# Limit of Impossibility

## 12 December 2013

This is a really cool trick I only recently learned. Evaluating limits has useful applications, and this little trick allows the evaluation of limits which, on the surface, seem impossible. Consider

$\lim_{x\to 0}\frac{2\cos 2x-2+4x^2}{2x^4}.$

The denominator poses a problem, as $\lim_{x\to 0}2x^4 = 0$, therefore the entire limit is of the form $\frac{-2}{0}$, which suffice it to say is not acceptable. It isn’t one of the forms to which L’Hôpital’s rule1 applies.

We expect the limit to be evaluable, however, by inspecting the graph.

However, there is another way to evaluate this limit, though it involves making it appear very complex. By expanding $\cos 2x$ using the Maclaurin series for $\cos x$, the limit can be expanded.

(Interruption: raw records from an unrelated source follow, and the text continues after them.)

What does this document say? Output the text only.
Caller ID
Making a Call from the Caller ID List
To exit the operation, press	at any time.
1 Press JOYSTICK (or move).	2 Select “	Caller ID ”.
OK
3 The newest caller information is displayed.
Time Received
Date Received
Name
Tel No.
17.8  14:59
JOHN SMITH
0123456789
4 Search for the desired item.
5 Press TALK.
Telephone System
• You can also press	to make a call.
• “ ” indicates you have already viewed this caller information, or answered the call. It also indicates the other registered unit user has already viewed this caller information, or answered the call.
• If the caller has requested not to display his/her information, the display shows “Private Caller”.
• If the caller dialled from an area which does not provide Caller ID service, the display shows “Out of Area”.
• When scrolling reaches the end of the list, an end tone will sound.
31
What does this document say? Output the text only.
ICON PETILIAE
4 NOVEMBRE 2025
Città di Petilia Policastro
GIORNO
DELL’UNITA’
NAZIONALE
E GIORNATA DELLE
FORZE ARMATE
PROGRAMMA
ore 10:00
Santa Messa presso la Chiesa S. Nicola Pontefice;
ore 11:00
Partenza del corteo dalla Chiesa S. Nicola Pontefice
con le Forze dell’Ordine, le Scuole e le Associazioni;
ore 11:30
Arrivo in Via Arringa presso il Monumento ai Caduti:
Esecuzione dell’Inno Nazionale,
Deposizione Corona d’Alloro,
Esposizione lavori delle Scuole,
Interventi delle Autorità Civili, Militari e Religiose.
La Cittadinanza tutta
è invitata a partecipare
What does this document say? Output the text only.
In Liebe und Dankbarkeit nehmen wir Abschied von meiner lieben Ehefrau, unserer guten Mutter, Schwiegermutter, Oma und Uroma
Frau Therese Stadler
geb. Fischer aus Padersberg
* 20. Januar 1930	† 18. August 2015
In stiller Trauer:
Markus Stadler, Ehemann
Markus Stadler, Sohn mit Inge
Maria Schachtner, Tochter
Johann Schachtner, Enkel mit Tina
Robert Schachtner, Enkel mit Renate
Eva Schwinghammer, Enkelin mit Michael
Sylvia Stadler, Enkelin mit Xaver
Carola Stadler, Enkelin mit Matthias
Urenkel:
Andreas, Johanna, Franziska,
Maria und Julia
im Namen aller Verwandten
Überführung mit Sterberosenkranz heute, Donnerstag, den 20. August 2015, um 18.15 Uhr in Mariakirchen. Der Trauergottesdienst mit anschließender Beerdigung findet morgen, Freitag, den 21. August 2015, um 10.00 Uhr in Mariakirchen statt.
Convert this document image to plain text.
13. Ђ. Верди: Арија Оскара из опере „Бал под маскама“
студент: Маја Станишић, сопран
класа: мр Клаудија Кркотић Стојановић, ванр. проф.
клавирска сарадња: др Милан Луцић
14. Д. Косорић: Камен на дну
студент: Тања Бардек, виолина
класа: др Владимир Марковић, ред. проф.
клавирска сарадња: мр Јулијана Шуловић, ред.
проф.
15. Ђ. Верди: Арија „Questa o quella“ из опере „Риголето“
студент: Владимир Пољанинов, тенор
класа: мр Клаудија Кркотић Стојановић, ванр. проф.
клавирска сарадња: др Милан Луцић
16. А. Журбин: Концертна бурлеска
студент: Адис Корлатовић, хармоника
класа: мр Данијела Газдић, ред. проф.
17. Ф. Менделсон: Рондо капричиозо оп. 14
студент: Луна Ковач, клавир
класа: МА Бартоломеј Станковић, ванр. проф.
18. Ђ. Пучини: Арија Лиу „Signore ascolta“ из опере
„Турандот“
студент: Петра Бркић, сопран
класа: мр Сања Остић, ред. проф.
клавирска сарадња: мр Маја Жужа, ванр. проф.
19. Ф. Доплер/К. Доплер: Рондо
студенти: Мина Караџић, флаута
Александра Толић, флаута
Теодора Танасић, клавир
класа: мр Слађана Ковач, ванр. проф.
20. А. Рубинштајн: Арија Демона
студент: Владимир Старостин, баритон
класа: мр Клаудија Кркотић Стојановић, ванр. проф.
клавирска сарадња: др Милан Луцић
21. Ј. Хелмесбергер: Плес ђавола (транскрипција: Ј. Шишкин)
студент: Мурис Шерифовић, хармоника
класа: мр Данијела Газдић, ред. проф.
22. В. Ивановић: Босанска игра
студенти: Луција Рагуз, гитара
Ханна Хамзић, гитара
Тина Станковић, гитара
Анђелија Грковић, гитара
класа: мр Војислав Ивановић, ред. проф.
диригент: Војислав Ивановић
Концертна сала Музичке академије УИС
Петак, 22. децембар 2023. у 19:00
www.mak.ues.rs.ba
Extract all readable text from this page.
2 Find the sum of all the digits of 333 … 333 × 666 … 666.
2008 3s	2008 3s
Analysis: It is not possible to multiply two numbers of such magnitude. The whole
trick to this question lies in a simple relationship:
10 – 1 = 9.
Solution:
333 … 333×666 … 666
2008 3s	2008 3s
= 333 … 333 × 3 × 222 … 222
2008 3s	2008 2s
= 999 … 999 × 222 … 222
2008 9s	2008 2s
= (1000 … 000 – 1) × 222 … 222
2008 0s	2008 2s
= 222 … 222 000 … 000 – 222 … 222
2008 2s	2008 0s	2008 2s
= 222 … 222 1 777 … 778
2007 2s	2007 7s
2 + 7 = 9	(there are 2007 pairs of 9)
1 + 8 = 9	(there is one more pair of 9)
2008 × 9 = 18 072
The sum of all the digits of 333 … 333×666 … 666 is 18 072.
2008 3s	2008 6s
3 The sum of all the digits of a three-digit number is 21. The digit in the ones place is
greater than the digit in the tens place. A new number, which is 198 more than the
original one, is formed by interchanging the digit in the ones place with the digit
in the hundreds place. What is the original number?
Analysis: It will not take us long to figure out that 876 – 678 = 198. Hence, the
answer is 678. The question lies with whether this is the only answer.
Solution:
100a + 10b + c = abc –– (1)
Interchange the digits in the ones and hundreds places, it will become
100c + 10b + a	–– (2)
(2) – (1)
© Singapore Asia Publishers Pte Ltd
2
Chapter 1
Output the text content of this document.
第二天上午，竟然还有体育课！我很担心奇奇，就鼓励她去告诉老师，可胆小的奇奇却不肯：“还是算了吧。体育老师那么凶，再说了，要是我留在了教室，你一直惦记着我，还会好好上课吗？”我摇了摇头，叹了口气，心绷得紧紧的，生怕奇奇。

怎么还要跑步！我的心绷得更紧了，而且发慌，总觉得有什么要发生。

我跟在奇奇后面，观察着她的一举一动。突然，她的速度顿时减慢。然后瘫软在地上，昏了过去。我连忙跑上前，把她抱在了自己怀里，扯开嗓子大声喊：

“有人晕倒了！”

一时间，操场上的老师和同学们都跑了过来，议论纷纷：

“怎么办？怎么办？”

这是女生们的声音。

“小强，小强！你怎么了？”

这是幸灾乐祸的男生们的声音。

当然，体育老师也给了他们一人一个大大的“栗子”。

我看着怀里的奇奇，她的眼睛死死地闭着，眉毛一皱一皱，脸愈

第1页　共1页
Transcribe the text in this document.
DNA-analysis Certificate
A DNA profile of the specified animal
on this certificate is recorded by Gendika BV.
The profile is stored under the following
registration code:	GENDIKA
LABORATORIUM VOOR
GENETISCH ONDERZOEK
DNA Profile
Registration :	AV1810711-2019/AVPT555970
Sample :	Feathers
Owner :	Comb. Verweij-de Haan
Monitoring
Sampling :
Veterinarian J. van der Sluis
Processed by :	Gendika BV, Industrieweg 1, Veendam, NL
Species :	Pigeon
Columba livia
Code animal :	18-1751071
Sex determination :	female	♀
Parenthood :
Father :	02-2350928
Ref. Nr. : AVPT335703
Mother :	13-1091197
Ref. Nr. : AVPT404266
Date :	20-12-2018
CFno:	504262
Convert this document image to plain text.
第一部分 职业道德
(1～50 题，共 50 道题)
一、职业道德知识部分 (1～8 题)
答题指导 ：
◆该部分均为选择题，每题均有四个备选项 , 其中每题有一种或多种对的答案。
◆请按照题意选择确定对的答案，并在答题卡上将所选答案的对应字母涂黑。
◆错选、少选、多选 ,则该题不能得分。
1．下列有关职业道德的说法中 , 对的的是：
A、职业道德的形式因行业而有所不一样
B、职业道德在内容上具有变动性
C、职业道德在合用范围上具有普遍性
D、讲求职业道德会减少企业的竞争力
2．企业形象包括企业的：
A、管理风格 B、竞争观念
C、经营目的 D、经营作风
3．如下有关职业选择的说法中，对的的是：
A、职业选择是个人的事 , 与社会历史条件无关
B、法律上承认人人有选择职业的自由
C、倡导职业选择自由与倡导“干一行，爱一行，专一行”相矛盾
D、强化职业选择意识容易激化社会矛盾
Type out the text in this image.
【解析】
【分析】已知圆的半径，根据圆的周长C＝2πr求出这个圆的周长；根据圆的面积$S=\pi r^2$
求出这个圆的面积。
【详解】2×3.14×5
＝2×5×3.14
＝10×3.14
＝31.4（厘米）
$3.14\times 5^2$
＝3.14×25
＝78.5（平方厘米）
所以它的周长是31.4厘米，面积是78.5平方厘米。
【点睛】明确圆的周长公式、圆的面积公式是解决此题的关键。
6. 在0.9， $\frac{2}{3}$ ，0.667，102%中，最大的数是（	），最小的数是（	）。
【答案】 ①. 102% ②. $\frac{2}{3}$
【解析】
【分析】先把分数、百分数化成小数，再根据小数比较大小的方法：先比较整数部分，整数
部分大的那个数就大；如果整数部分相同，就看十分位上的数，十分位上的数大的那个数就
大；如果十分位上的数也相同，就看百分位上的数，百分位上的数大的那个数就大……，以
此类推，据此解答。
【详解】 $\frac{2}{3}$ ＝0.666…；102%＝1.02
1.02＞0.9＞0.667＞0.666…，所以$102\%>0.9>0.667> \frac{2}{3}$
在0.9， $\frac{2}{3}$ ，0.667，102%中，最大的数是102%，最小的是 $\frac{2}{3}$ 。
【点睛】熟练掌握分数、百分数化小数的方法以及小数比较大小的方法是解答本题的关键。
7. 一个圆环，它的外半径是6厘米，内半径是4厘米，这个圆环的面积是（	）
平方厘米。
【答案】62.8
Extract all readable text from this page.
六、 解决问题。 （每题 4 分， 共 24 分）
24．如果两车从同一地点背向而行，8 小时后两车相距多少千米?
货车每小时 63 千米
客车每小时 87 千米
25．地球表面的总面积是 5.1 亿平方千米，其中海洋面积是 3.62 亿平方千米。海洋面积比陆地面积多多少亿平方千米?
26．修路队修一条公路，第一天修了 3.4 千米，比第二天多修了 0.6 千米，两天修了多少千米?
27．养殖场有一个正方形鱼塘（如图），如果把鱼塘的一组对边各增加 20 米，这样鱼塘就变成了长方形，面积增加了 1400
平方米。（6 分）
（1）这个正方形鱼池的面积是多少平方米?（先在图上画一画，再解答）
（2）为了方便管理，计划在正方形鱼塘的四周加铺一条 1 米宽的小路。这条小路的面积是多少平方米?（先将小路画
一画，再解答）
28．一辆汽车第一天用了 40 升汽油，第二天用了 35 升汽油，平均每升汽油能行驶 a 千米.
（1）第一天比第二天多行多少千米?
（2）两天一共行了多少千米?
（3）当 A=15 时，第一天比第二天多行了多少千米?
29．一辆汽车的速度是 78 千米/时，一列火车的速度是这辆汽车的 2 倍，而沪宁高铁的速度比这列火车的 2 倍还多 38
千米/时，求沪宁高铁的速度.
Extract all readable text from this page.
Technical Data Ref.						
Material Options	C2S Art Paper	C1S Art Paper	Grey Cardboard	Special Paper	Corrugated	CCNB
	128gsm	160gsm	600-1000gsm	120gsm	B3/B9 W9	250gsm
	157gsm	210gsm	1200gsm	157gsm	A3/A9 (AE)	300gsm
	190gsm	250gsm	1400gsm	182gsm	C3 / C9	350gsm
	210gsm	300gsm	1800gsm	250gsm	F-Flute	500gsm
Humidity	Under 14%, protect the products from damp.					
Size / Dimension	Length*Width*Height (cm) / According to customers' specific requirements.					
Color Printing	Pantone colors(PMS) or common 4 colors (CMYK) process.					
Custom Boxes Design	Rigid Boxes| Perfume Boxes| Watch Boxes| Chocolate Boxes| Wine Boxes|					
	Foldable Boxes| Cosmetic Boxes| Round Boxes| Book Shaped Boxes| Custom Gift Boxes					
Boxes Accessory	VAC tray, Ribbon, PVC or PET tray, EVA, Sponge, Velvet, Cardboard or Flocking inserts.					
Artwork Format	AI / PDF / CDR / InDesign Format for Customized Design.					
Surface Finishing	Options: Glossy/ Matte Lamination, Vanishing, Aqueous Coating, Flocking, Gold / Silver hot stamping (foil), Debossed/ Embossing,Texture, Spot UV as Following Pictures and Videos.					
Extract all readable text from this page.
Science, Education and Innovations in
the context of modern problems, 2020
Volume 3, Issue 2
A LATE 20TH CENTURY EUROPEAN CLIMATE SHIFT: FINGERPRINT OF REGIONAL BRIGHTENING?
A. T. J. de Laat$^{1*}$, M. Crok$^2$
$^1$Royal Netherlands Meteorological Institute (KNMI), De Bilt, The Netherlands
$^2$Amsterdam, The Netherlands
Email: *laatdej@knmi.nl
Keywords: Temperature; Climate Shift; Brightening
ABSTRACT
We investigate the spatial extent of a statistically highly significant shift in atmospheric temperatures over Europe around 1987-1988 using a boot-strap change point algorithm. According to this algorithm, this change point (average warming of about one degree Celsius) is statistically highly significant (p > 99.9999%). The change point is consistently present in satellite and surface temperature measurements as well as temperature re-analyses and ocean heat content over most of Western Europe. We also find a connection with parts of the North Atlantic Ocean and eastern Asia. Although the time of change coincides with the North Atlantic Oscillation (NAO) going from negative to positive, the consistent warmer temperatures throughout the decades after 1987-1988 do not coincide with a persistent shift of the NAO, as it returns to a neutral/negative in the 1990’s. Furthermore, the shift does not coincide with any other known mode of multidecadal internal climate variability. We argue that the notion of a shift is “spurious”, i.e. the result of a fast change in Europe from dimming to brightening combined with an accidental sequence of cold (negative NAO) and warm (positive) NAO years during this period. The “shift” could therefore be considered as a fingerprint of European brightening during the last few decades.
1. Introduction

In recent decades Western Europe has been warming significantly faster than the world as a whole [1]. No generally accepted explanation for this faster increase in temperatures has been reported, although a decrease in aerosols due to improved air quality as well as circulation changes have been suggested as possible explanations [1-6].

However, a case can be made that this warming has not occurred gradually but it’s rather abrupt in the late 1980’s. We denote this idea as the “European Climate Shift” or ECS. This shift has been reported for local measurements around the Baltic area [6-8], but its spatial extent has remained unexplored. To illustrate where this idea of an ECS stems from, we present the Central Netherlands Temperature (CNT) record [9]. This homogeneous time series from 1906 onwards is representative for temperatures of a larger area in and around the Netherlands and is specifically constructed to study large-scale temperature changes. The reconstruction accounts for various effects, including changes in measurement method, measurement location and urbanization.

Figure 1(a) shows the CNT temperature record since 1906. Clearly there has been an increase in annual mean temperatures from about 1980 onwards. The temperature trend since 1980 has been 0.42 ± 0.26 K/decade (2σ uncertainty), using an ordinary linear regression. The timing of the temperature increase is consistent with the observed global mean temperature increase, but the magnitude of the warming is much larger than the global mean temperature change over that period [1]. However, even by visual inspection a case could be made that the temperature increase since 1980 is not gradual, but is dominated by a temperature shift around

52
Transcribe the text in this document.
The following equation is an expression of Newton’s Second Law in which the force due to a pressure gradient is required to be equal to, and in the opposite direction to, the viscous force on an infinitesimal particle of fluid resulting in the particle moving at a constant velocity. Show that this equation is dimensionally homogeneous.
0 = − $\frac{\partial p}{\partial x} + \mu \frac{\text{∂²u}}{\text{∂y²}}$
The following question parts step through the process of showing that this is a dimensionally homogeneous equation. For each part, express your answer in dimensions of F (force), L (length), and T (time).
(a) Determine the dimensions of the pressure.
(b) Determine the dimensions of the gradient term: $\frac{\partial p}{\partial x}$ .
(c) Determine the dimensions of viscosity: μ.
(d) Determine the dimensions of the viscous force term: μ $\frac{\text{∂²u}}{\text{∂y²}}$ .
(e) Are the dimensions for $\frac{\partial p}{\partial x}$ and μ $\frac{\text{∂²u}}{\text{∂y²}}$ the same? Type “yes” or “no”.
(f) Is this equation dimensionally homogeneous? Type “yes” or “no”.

$\begin{array}{rl} & \lim_{x\to 0}\frac{ 2\sum_{k=0}^{\infty}\frac{(-1)^k(2x)^{2k}}{(2k)!}-2+4x^2 }{2x^4} \\ =& \lim_{x\to 0}\frac{ 4x^2-2+ 2\left[ 1- \frac{(2x)^2}{2!}+ \frac{(2x)^4}{4!}- \frac{(2x)^6}{6!}+ \cdots \right]}{2x^4} \\ =& \lim_{x\to 0}\frac{ 4x^2 -2+ 2- \frac{2(2x)^2}{2!}+ \frac{2(2x)^4}{4!}- \frac{2(2x)^6}{6!}+ \cdots }{2x^4} \\ =& \lim_{x\to 0}\frac{ \frac{2(2x)^4}{4!}- \frac{2(2x)^6}{6!}+ \cdots }{2x^4} \\ =& \lim_{x\to 0}\frac{ 2x^4\cdot\left[ \frac{2^4}{4!}- \frac{2^6x^2}{6!}+ \frac{2^8x^4}{8!}- \cdots \right]}{2x^4} \\ =& \frac{16}{24}=\frac{2}{3} \\ \end{array}$

The remaining terms from the Maclaurin series are eliminated because they tend to zero when the limit is evaluated, which leaves us with the expected value of $\frac{2}{3}$. That is unqualifiedly cool.

This is a solution for §9.4 Exercise #9 from Calculus: Early Transcendentals.